In Italia, oggi 16 agosto 2021, ci si può ancora prendere la libertà di scendere in piazza – senza mascherina – a lamentarsi della mancanza di libertà. E si può andare a sproloquiare sui social, nei talk show, nei programmi di approfondimento e financo nei tg sul fatto che una legge di civiltà cancellerebbe le donne. Con tanto di vignette vergognose e sostanzialmente cretine sull’uso di asterischi e schwa. Poi ci sarebbe anche molto da dire sul fatto che chi insegue questo tipo di narrazione, va poi a votare quei partiti che nel nostro paese sono quanto di più vicino al programma politico dei talebani: a cominciare dal ruolo della donna, ridotta a madre e a supplemento del patriarcato. O che certe realtà vengano poi audite da queste stesse forze politiche, per bloccare leggi di civiltà.
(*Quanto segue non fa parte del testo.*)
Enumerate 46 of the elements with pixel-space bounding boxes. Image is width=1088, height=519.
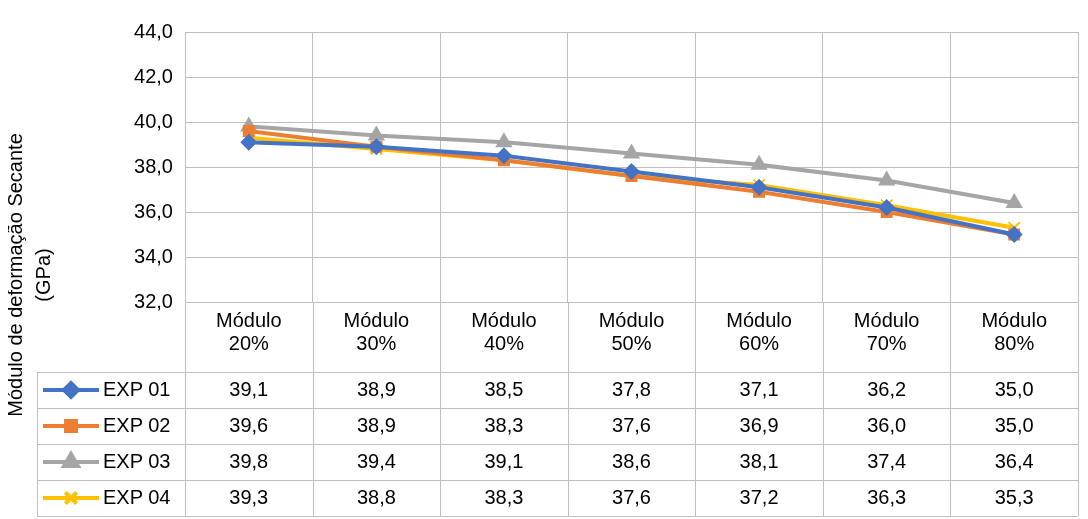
data-label: 38,6	[612, 449, 651, 472]
data-label: 38,3	[484, 485, 524, 508]
y-tick-label: 38,0	[134, 154, 173, 177]
legend-label: EXP 04	[103, 485, 171, 508]
data-label: 38,1	[739, 449, 779, 472]
data-label: 36,0	[867, 413, 907, 436]
data-label: 39,6	[229, 413, 269, 436]
y-tick-label: 36,0	[134, 199, 173, 222]
data-label: 38,9	[356, 377, 396, 400]
data-label: 35,0	[994, 377, 1034, 400]
data-label: 36,2	[867, 377, 907, 400]
x-tick-label: Módulo 20%	[215, 309, 282, 355]
data-label: 38,5	[484, 377, 524, 400]
data-label: 39,1	[484, 449, 524, 472]
x-tick-label: Módulo 50%	[598, 309, 665, 355]
data-label: 35,0	[994, 413, 1034, 436]
legend-label: EXP 01	[103, 377, 171, 400]
x-tick-label: Módulo 80%	[981, 309, 1048, 355]
x-tick-label: Módulo 70%	[853, 309, 920, 355]
data-label: 37,8	[612, 377, 651, 400]
data-label: 36,9	[739, 413, 779, 436]
data-label: 36,4	[994, 449, 1034, 472]
data-label: 37,6	[612, 413, 651, 436]
data-label: 39,3	[229, 485, 269, 508]
x-tick-label: Módulo 40%	[471, 309, 537, 355]
data-label: 37,2	[739, 485, 779, 508]
x-tick-label: Módulo 30%	[343, 309, 410, 355]
data-label: 39,4	[356, 449, 396, 472]
legend-label: EXP 02	[103, 413, 171, 436]
data-label: 36,3	[867, 485, 907, 508]
y-tick-label: 44,0	[134, 19, 173, 42]
data-label: 38,8	[356, 485, 396, 508]
data-label: 37,6	[612, 485, 651, 508]
x-tick-label: Módulo 60%	[726, 309, 792, 355]
data-label: 38,3	[484, 413, 524, 436]
data-label: 37,4	[867, 449, 907, 472]
data-label: 39,8	[229, 449, 269, 472]
data-label: 38,9	[356, 413, 396, 436]
y-tick-label: 34,0	[134, 244, 173, 267]
legend-label: EXP 03	[103, 449, 171, 472]
data-label: 35,3	[994, 485, 1034, 508]
y-tick-label: 42,0	[134, 64, 173, 87]
data-label: 37,1	[739, 377, 779, 400]
y-tick-label: 40,0	[134, 109, 173, 132]
data-label: 39,1	[229, 377, 269, 400]
y-tick-label: 32,0	[134, 289, 173, 312]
E come al solito, si ha la sgradevole percezione che a certe latitudini politiche non importi nulla delle persecuzioni vere contro le donne. Anzi vengono perfino usate per fare ironia. Mentre altrove le donne le cancellano davvero. Mentre altrove la dittatura ti fa scappare e non ti obbliga a una mascherina, ma a coprirti il corpo per intero.

Dovremmo, da donne, persone Lgbt+, difensorə dei diritti umani, chiederci cosa possiamo davvero fare per sostenere le donne e la comunità arcobaleno in Afghanistan. E preoccuparci di contrastare le forme di sciacallaggio che già si profilano da parte di chi vede tutto in termini di “clandestini” in arrivo ai confini dell’Europa.